Let’s face it: Dating is hard enough. While most of the action has moved from the gay bar to any number of dating and social apps, new technology has introduced a whole set of new problems and pitfalls while finding your Prince Charming.
Luckily, a new app is out to help you avoid kissing so many frogs along the way.
Chappy (available on iOS and Google Play) has been helping men find more meaningful connections by allowing users to specify upfront if they’re looking for “Mr. Right” or “Mr. Right Now” and moderating profiles to include valid face photos. However, it’s not what users are including in their profiles that sets Chappy apart; it’s what’s not there — racism, ableism, ageism and discrimination.
“At Chappy we believe beauty is found in the way you treat others. Discrimination by race, religion, disability, gender identity, age or anything else is strictly forbidden. By using Chappy, users commit to treating their fellow members with respect, kindness and honesty, without judgment or bias.”
Or, more simply put, “Don’t be a d*ck.” The result is a much more pleasant (and less infuriating) dating experience, blissfully browsing authentic profiles without fear.
Check out how users reacted to the pledge in the video below:
We spoke to the app’s founders — reality-TV star Ollie Locke, Badoo co-founder Max Cheremkhin and mobile marketing expert Jack Rogers — about the inspiration of the pledge and how they made it central to Chappy’s mission.
Why was it important for you to include the pledge in the app?
We care about the community, and we want people to enjoy dating, not feel alienated. From our market research, we found that people weren’t being respectful on gay dating apps and we wanted to get in front the issue and address it. Chappy is a space in which you can celebrate your differences.
What was the process like writing the pledge?
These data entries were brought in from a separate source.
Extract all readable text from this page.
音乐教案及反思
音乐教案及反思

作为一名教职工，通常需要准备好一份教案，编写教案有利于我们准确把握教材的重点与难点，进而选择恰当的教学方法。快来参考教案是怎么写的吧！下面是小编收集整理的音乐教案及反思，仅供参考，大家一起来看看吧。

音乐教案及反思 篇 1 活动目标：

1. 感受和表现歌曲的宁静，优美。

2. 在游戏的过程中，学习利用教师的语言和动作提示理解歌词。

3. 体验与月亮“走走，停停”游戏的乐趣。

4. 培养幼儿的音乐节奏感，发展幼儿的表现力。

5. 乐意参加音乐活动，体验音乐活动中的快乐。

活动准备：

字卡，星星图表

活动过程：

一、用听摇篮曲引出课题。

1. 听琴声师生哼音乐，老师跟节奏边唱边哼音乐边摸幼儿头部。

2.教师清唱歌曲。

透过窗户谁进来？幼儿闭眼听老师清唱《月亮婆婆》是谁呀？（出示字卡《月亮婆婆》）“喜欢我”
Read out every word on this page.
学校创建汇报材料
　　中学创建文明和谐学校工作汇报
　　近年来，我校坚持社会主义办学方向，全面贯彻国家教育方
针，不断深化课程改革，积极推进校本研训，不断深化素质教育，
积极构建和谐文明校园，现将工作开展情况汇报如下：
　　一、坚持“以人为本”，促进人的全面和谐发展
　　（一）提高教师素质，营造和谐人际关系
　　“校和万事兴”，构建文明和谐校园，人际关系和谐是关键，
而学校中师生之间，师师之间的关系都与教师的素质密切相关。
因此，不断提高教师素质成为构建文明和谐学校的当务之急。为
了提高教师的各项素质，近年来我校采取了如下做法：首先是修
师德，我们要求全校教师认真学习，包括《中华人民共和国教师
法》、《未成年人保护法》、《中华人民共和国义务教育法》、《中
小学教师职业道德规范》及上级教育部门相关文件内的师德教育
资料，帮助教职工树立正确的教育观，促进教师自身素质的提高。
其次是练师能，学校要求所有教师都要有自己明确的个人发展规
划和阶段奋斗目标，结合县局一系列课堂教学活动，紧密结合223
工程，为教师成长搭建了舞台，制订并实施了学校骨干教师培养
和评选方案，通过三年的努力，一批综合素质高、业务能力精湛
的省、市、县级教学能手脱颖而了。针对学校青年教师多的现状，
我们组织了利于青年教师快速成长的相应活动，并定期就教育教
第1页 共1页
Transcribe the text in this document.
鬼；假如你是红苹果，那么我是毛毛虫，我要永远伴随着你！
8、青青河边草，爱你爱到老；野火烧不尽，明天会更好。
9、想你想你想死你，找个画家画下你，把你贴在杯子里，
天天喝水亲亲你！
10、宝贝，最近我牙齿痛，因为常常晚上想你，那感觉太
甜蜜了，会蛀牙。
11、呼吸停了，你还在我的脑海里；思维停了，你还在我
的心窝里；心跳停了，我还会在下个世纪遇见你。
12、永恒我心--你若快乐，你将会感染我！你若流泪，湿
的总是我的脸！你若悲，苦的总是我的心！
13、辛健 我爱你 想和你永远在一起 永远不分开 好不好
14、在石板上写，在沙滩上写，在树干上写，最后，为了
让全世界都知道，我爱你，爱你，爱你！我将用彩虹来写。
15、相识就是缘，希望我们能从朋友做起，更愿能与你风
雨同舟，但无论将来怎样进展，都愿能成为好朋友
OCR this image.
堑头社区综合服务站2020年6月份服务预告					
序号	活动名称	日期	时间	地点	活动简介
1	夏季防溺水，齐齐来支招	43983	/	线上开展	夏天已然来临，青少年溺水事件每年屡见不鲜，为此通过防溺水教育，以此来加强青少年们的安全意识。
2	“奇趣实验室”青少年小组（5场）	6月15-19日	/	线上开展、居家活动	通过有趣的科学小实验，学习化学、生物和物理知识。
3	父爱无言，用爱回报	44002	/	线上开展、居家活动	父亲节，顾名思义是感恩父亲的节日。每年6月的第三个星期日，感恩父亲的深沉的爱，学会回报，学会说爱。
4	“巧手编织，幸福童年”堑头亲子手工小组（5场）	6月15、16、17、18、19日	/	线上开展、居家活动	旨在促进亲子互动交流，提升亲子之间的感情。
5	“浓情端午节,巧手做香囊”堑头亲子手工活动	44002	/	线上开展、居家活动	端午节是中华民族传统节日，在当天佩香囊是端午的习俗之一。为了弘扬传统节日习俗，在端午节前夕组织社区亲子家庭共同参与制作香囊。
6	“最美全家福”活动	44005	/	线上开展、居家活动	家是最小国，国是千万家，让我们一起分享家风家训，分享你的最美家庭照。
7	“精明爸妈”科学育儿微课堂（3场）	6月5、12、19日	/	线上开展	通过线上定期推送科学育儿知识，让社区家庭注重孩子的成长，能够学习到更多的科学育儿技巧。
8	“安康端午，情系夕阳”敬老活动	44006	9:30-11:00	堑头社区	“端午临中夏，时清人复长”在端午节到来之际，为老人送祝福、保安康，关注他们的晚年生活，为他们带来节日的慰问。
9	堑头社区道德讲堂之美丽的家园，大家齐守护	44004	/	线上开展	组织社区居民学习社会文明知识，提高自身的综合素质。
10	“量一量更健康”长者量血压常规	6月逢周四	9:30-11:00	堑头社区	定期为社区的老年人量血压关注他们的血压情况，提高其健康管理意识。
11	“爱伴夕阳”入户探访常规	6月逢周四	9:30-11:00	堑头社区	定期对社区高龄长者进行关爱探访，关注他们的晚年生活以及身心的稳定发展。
The Pledge was a team project, born from experiences and research. We drew on the strengths of everyone in the team – having a diverse company helped shape The Pledge creatively, but it also ensured it had real nuance in market. We interviewed 40 diverse gay men and simply listened to their stories. It was cathartic and, empowering, we really wanted to change the existing market offering and give the community something new, something valuable. We finally chose 16 men, took the concept to production house, Pink Banana, which helped us produce the final product.
Has anything surprised you about the response to the pledge from users?
It’s a bold move in our space – so we weren’t surprised by the response. However, we were surprised by how quickly it happened. We received a huge amount of heartwarming messages and heartbreaking stories. People suddenly saw an alternative, they were grateful and that was especially emotional for us. It helped motivate us to push The Pledge as far as we could. Without sharing personal stories there was just a sense of relief and gratitude for what we are trying to do.
How do you think the pledge will change how users interact on Chappy vs. other dating/social apps?
That’s the idea that underpins The Chappy Pledge – we’re actively doing what we can to stamp out all ‘isms’ on our platform. Ageism, fatism, racism – all of them. However, we accept we may never eradicate prejudice from within the gay community, we are, as a brand taking steps to protect people from having to even see profiles with sexual ‘preferences’. We believe listing these ‘preferences’ is inherently discriminatory and there is no place for discrimination on Chappy. It’s why we have banned all racial preferences within users profiles – even those that may be deemed positive. We hope that spreads into how people treat people, in general, including other platforms.